4/19/2015: How location-aware app can get lost on WiFi, USA Today

I’ve touched on this topic before, but this time I had the benefit of talking to some smart mobile-app developers who clued me into some important differences in how location-based apps work in iOS and Android.

Weekly output: broadband, favorite gadgets, competition, Mountain Lion, miniaturization, location awareness, IP addresses

I don’t usually write this much in a week for my two oldest regular clients (“oldest” being a relative term, since it’s been just over a year since my first post for Discovery), but the scheduling worked out that way.

7/25/2012: Internet Costs and Choices Still Stink, Discovery News

This critique of the FCC’s latest study of the U.S. residential broadband market might have gone up last week had I not set it aside to write about Reddit’s coverage of the Aurora shootings. Instead, I gave it another couple of days. In that time, I came up with the somewhat contrived illustration shown here: an Ethernet cable twisted in the shape of a question mark in front of the FCC report as seen in a laptop’s browser. The headline here overstates things slightly–pricing for most consumer-grade connections doesn’t seem that bad, at least if you compare it to cable TV–but nobody can say the state of competition is good.

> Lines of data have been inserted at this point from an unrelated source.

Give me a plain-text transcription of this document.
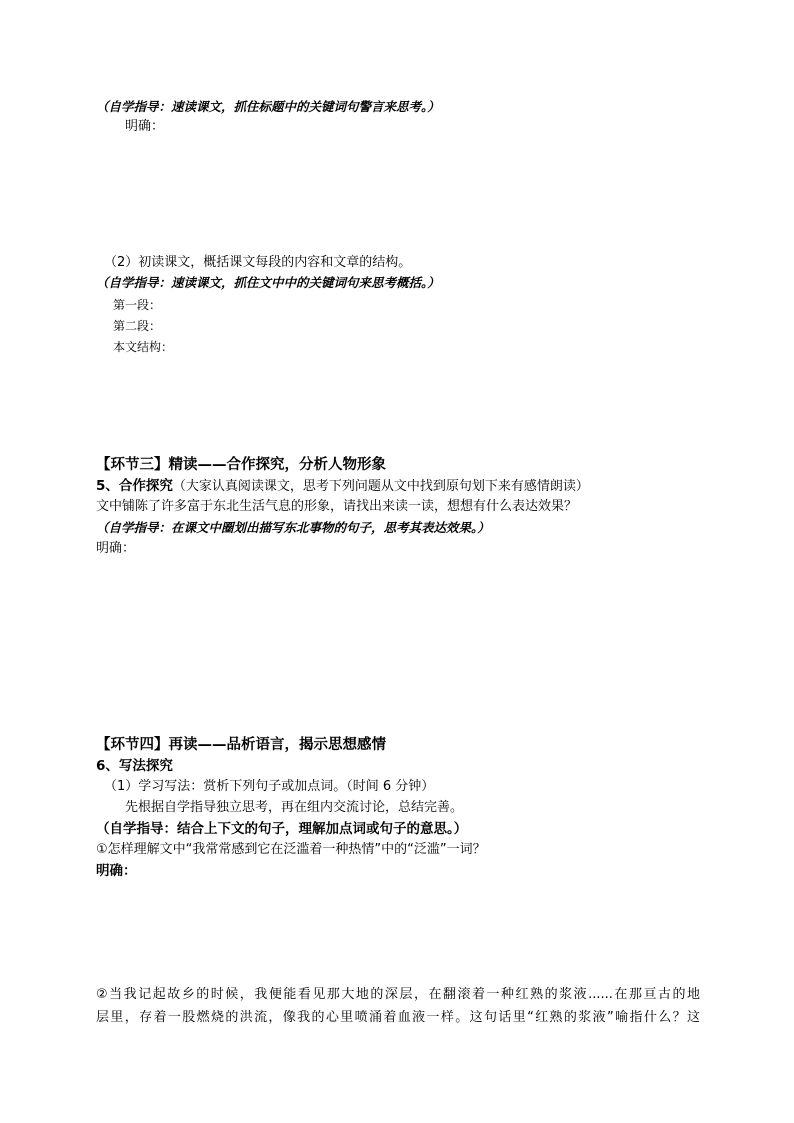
（自学指导：速读课文，抓住标题中的关键词句警言来思考。）
明确：
（2）初读课文，概括课文每段的内容和文章的结构。
（自学指导：速读课文，抓住文中中的关键词句来思考概括。）
第一段：
第二段：
本文结构：
【环节三】精读——合作探究，分析人物形象
5、合作探究（大家认真阅读课文，思考下列问题从文中找到原句划下来有感情朗读）
文中铺陈了许多富于东北生活气息的形象，请找出来读一读，想想有什么表达效果？
（自学指导：在课文中圈划出描写东北事物的句子，思考其表达效果。）
明确：
【环节四】再读——品析语言，揭示思想感情
6、写法探究
（1）学习写法：赏析下列句子或加点词。（时间 6 分钟）
先根据自学指导独立思考，再在组内交流讨论，总结完善。
（自学指导：结合上下文的句子，理解加点词或句子的意思。）
①怎样理解文中“我常常感到它在泛滥着一种热情”中的“泛滥”一词？
明确：
②当我记起故乡的时候，我便能看见那大地的深层，在翻滚着一种红熟的浆液......在那亘古的地
层里，存着一股燃烧的洪流，像我的心里喷涌着血液一样。这句话里“红熟的浆液”喻指什么？这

I updated the post a day later to add a reference to Google’s just-announced pricing for its Kansas City fiber-optic service (1 billion bits per second for $70 a month, 1 Gbps plus a set of TV channels that exclude ESPN for $120, or 5 Mbps for free after a connection fee).

7/25/2012: Tech Team’s Favorite Gadgets: Photos, Discovery News

As I mentioned upfront, it’s been just over a year since Discovery set out to cover tech and gadget news more closely. This photo gallery, featuring myself and the other regular Discovery contributors writing about gadgets we’ve appreciated more than most, marks that anniversary.

7/25/2012: Rethinking the State of Competition, CEA Digital Dialogue

This reassessment of the relative openness of a few key consumer-tech markets was going to be last week’s post for CEA–as you can see, it’s responding to Microsoft’s pulling out its MSNBC joint venture and Yahoo hiring Google’s Marissa Mayer as its new CEO–but got held up for various reasons. I’m not sure there was a solid 800-word blog post in this topic, but once I realized that I didn’t have time to crank out something different–I was late enough already.

7/27/2012: Your Device Can Be Too Small And Too Thin, CEA Digital Dialogue

Here I question the move to make ever-thinner gadgets at the cost of connectivity, expandability, compatibility and repairability. I could have written it at any time over the last few months, but buying a MacBook Air laptop–and realizing how much more I had to think about its memory allocation when I couldn’t upgrade that later on–closed the deal for me.

7/27/2012: Apple’s Mountain Lion: More of iOS in OS X, Discovery News

I feel better about Mountain Lion than I do about Lion–but I also recall that some of Lion’s annoyances took a few weeks to sink in. You’ll have to ask me in a month if I’m still spending much time checking the Notifications list, using the Share buttons in Safari and the Finder, or employing the Dictation feature to crank out short snippets of text. I also wonder if by then I will have figured out why the MacBook doesn’t see my Canon printer/scanner; nobody had an answer when I asked on Google+, and this post hasn’t generated any input on that subject either.

7/29/2012: How your phone gets location-confused, USA Today

Giving readers a refresher course in how smartphones fix their location through network signals, WiFi and GPS allowed me to bring orbital mechanics into an article, which doesn’t happen all that often. If I hadn’t written this a couple of weeks earlier (my editor was going on vacation), the second part of this column could also have noted the newfound interest of some U.S. Olympics viewers in using proxy servers to watch the BBC’s reportedly-excellent streaming video of the 2012 games.